А старый врач продолжал:

         - Пойми меня правильно. В семье моей сестры был даун, я никому об этом не рассказывал. Это боль только нашей семьи, и  ничья более. Ты сейчас, наверное, будешь меня осуждать за то, что брал на себя функцию Господа Бога? Извини, но ты не права! Я насмотрелся на муки сестры, и как мог избавлял людей от беды!

         И далее старый врач попытался обосновать свои действия:

        - Итак, ситуация - в семье больной ребенок. Неизлечимо больной. Все свои финансы семья тратит на его лечение, прекрасно понимая, что вылечить его невозможно. Люди живут надеждой: "А вдруг?...", недаром же говорят о том, что надежда умирает последней. Но они не понимают другой истины: "Самая страшная пытка - это пытка надеждой!" В большинстве случаев семья распадается, мужчина, как правило, не выдерживает и уходит. И женщина остается одна со своей бедой. И помощи ждать неоткуда! И еще  мозг сверлит постоянная мысль: "Что будет с ребёнком, когда она покинет это мир?"   А так родители один раз погорюют, смирятся с тяжёлой утратой, и ровно через девять месяцев сделают себе новую ляльку. Будем надеяться, что здоровую.

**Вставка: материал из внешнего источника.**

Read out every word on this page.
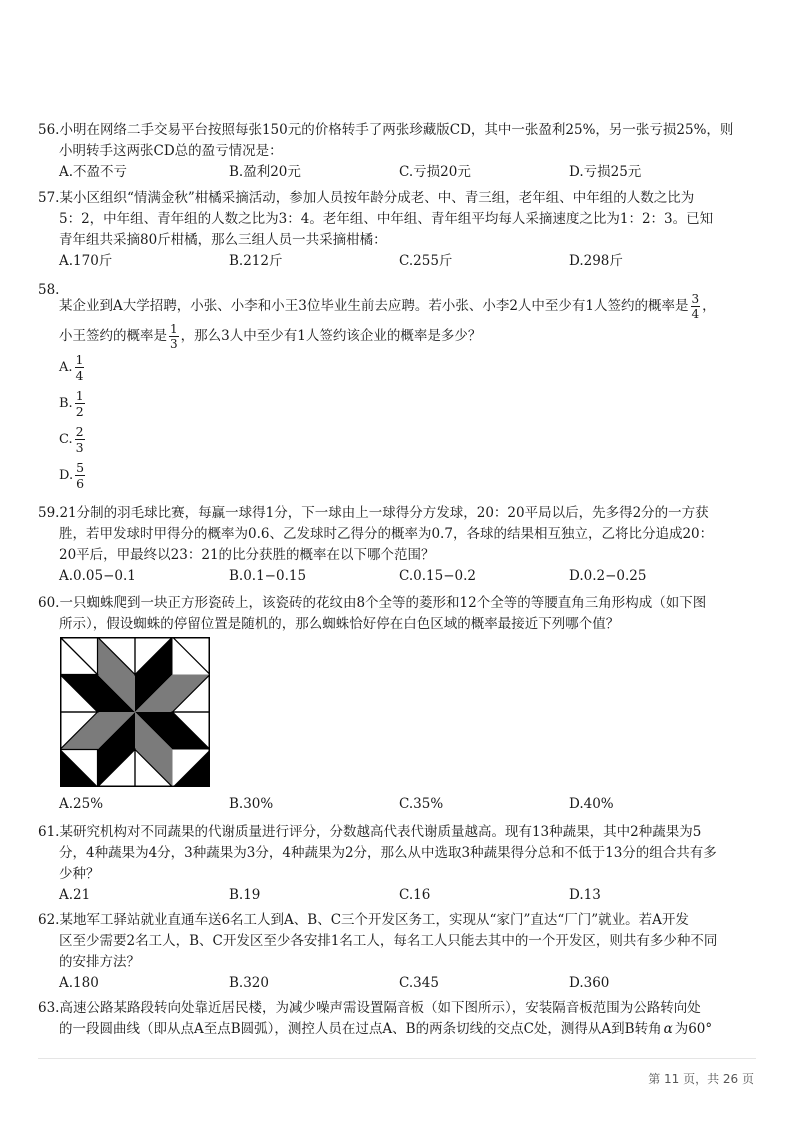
56.小明在网络二手交易平台按照每张150元的价格转手了两张珍藏版CD，其中一张盈利25%，另一张亏损25%，则

小明转手这两张CD总的盈亏情况是：

A.不盈不亏	B.盈利20元	C.亏损20元	D.亏损25元

57.某小区组织“情满金秋”柑橘采摘活动，参加人员按年龄分成老、中、青三组，老年组、中年组的人数之比为

5：2，中年组、青年组的人数之比为3：4。老年组、中年组、青年组平均每人采摘速度之比为1：2：3。已知

青年组共采摘80斤柑橘，那么三组人员一共采摘柑橘：

A.170斤	B.212斤	C.255斤	D.298斤

58.

某企业到A大学招聘，小张、小李和小王3位毕业生前去应聘。若小张、小李2人中至少有1人签约的概率是 $\frac{3}{4}$ ，

小王签约的概率是 $\frac{1}{3}$ ，那么3人中至少有1人签约该企业的概率是多少？

A. $\frac{1}{4}$
B. $\frac{1}{2}$
C. $\frac{2}{3}$
D. $\frac{5}{6}$

59.21分制的羽毛球比赛，每赢一球得1分，下一球由上一球得分方发球，20：20平局以后，先多得2分的一方获

胜，若甲发球时甲得分的概率为0.6、乙发球时乙得分的概率为0.7，各球的结果相互独立，乙将比分追成20：

20平后，甲最终以23：21的比分获胜的概率在以下哪个范围？

A.0.05−0.1	B.0.1−0.15	C.0.15−0.2	D.0.2−0.25

60.一只蜘蛛爬到一块正方形瓷砖上，该瓷砖的花纹由8个全等的菱形和12个全等的等腰直角三角形构成（如下图

所示），假设蜘蛛的停留位置是随机的，那么蜘蛛恰好停在白色区域的概率最接近下列哪个值？

A.25%	B.30%	C.35%	D.40%

61.某研究机构对不同蔬果的代谢质量进行评分，分数越高代表代谢质量越高。现有13种蔬果，其中2种蔬果为5

分，4种蔬果为4分，3种蔬果为3分，4种蔬果为2分，那么从中选取3种蔬果得分总和不低于13分的组合共有多

少种？

A.21	B.19	C.16	D.13

62.某地军工驿站就业直通车送6名工人到A、B、C三个开发区务工，实现从“家门”直达“厂门”就业。若A开发

区至少需要2名工人，B、C开发区至少各安排1名工人，每名工人只能去其中的一个开发区，则共有多少种不同

的安排方法？

A.180	B.320	C.345	D.360

63.高速公路某路段转向处靠近居民楼，为减少噪声需设置隔音板（如下图所示），安装隔音板范围为公路转向处

的一段圆曲线（即从点A至点B圆弧），测控人员在过点A、B的两条切线的交点C处，测得从A到B转角 α 为60°

第 11 页，共 26 页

        Альбина Яновна вышла от старого врача, будучи в шоковом состоянии. И все оставшиеся годы не могла определить для себя главного: прав был её коллега, или нет. И каждый раз, во время встреч за чаем, она и тётушка всё  продолжали и продолжали обсуждать то, что открыл старый врач, и всё никак не могли прийти к определённому выводу.

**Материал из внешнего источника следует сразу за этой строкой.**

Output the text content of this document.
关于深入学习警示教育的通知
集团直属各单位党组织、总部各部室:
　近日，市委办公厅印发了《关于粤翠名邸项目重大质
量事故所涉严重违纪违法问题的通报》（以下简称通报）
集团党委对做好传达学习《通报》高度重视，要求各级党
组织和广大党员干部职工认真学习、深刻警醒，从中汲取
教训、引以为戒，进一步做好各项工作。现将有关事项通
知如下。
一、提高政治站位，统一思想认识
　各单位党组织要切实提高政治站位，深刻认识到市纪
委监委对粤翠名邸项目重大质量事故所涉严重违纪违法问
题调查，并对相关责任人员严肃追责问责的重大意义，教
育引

        А я, услыхав эту историю, задумался о следующем. Всем нам известны слова Аристотеля о том, что человек - социальное животное. При этом упор делается на первом слове, нам постоянно пытаются вбить в головы идеи гуманизма и человеколюбия. При этом мы почему-то забываем про второе слово, про слово "животное".   А ведь человек в физиологическом смысле ничем не отличается от любой  иной Божьей твари,  и даже на биофаках ВУЗов существует курс под названием "Физиология человека и животных"!  

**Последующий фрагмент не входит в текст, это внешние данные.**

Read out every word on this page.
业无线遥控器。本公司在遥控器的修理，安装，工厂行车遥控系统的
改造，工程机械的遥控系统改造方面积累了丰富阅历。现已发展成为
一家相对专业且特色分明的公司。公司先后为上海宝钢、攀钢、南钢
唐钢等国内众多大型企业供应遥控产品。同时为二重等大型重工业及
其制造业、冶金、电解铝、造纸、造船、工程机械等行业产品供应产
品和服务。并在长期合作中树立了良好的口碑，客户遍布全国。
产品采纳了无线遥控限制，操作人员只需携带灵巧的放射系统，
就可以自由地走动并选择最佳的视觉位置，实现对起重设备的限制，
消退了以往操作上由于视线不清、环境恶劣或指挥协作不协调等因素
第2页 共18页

        А коли так, коли самой Природой предопределено, что на каждые 1 000 (Вар., 10 000, 100 000)  новорожденных на свет должно появиться  n-нное число убогих, то от этого никуда не денешься. И еще. Понятно желание женщины реализовать свой материнской инстинкт и произвести на свет потомство. Ну, а если плод не держится, вернее, не хочет держаться? Наверное, это так ему и нужно! Мы же (Я имею в виду общество) вместо этого отправляем беременную женщину на сохранении, делаем все, чтобы сохранить плод и доносить ребенка.

           При этом совершенно забывая о том, что всякая палка имеет два конца, что, тем самым, наш генофонд подвергается неминуемому ухудшению. Может быть, всё-таки в Древней Спарте поступали правильно, когда новорожденных приносили на суд ареопага, который решал кому жить, а кого надлежало сбросить в пропасть?

            А вы, коллеги, что думаете насчёт всего этого?